Bilateral jumped/locked facet injury in the cervical spine is usually the result of a flexion-distraction injury in which there is complete circumferential ligamentous disruption. The nature of these injuries predisposes a large percentage of the patients to have MRI evidence of substantial disc material ventral to the cord. In fact, Rizzolo et al.1 found evidence of disc disruption or herniation in 54% of patients with prereduction MRI. However, the clinical relevance of these findings has not yet been proven, as prereduction MRI has not been shown to improve the safety or efficacy of closed traction/reduction in an awake patient. Moreover, an analysis of closed reduction for subaxial cervical fracture-dislocation injuries reveals that failure of closed reduction is more common with facet dislocation injuries. Overall, 30% of these injuries had recurrent displacement or inadequate alignment during external immobilization or reduction.2

The risks of closed reduction, with concern for inadequate immobilization, overdistraction, unrecognized rostral injuries, and loss of reduction, have led many surgeons to opt for initial open reduction in patients with this type of injury. In a review of the literature, open reduction was achieved in all but 1 of 24 patients who were treated with ventral fusion procedures and in all but 7 of 167 patients who were treated with dorsal fusion.2 Delayed instability and later development of kyphotic angulation in patients who were treated with either ventral and/or dorsal instrumented fusions is uncommon. In general, patients with clinically significant ventral spinal cord compression, that is, disc herniation or epidural hematoma, should be treated initially with a ventral approach. Otherwise, the literature has not demonstrated a clear clinical benefit to ventral reduction/stabilization over dorsal reduction/stabilization.
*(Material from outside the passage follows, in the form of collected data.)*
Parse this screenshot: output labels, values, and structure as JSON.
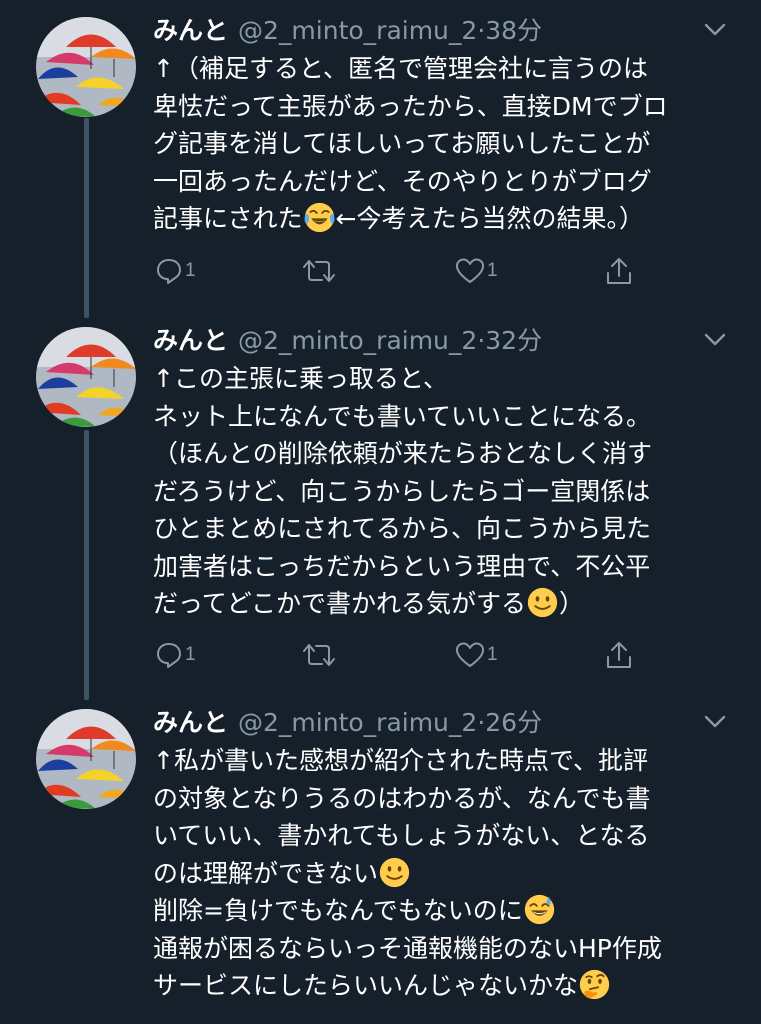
{
  "colors": {
    "background": "#15202b",
    "secondary_text": "#8899a6",
    "thread_line": "#3d5466"
  },
  "tweets": [
    {
      "name": "みんと",
      "handle": "@2_minto_raimu_2",
      "separator": "·",
      "time": "38分",
      "lines": [
        "↑（補足すると、匿名で管理会社に言うのは",
        "卑怯だって主張があったから、直接DMでブロ",
        "グ記事を消してほしいってお願いしたことが",
        "一回あったんだけど、そのやりとりがブログ",
        "記事にされた",
        "←今考えたら当然の結果。）"
      ],
      "emoji": [
        "face-with-tears-of-joy"
      ],
      "reply_count": "1",
      "retweet_count": "",
      "like_count": "1"
    },
    {
      "name": "みんと",
      "handle": "@2_minto_raimu_2",
      "separator": "·",
      "time": "32分",
      "lines": [
        "↑この主張に乗っ取ると、",
        "ネット上になんでも書いていいことになる。",
        "（ほんとの削除依頼が来たらおとなしく消す",
        "だろうけど、向こうからしたらゴー宣関係は",
        "ひとまとめにされてるから、向こうから見た",
        "加害者はこっちだからという理由で、不公平",
        "だってどこかで書かれる気がする",
        "）"
      ],
      "emoji": [
        "slightly-smiling-face"
      ],
      "reply_count": "1",
      "retweet_count": "",
      "like_count": "1"
    },
    {
      "name": "みんと",
      "handle": "@2_minto_raimu_2",
      "separator": "·",
      "time": "26分",
      "lines": [
        "↑私が書いた感想が紹介された時点で、批評",
        "の対象となりうるのはわかるが、なんでも書",
        "いていい、書かれてもしょうがない、となる",
        "のは理解ができない",
        "削除=負けでもなんでもないのに",
        "通報が困るならいっそ通報機能のないHP作成",
        "サービスにしたらいいんじゃないかな"
      ],
      "emoji": [
        "slightly-smiling-face",
        "grinning-face-with-sweat",
        "thinking-face"
      ]
    }
  ]
}
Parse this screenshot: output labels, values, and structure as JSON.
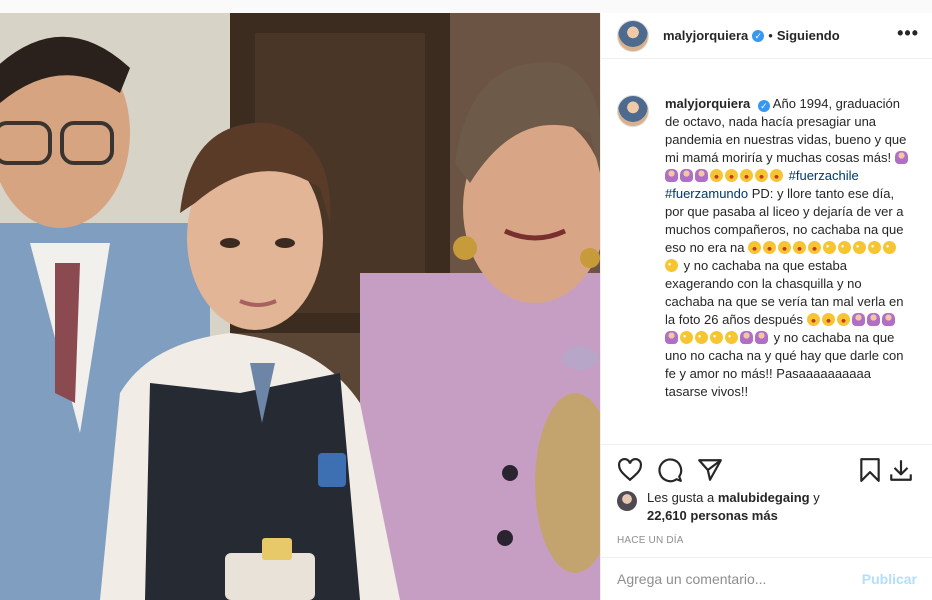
{
  "post": {
    "username": "malyjorquiera",
    "verified_icon": "verified-badge-icon",
    "separator": "•",
    "follow_label": "Siguiendo",
    "more_label": "•••",
    "caption": {
      "username": "malyjorquiera",
      "line_1": "Año 1994, graduación de octavo, nada hacía presagiar una pandemia en nuestras vidas, bueno y que mi mamá moriría y muchas cosas más!",
      "hashtag_1": "#fuerzachile",
      "hashtag_2": "#fuerzamundo",
      "line_2": "PD: y llore tanto ese día, por que pasaba al liceo y dejaría de ver a muchos compañeros, no cachaba na que eso no era na",
      "line_3": "y no cachaba na que estaba exagerando con la chasquilla y no cachaba na que se vería tan mal verla en la foto 26 años después",
      "line_4": "y no cachaba na que uno no cacha na y qué hay que darle con fe y amor no más!!",
      "line_5": "Pasaaaaaaaaaa tasarse vivos!!"
    },
    "likes": {
      "prefix": "Les gusta a",
      "liker": "malubidegaing",
      "conj": "y",
      "others": "22,610 personas más"
    },
    "time": "Hace un día",
    "comment_placeholder": "Agrega un comentario...",
    "publish_label": "Publicar"
  },
  "colors": {
    "link_blue": "#00376b",
    "verified_blue": "#3897f0",
    "publish_disabled": "#b2dffc",
    "muted_gray": "#8e8e8e"
  }
}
From a clinical perspective, initial open reduction allows for more rapid neural decompression and stabilization, which may help to preserve or spare adjacent levels that could be affected by progression of cord injury during an attempted closed reduction period. Furthermore, there is little evidence demonstrating loss of reduction after surgical treatment in comparison to closed reduction. Current spinal instrumentation techniques have resulted in improved management of these patients, with more successful reduction without distraction, prevention of disc prolapse, prompt and secure stabilization, and higher fusion and healing rates.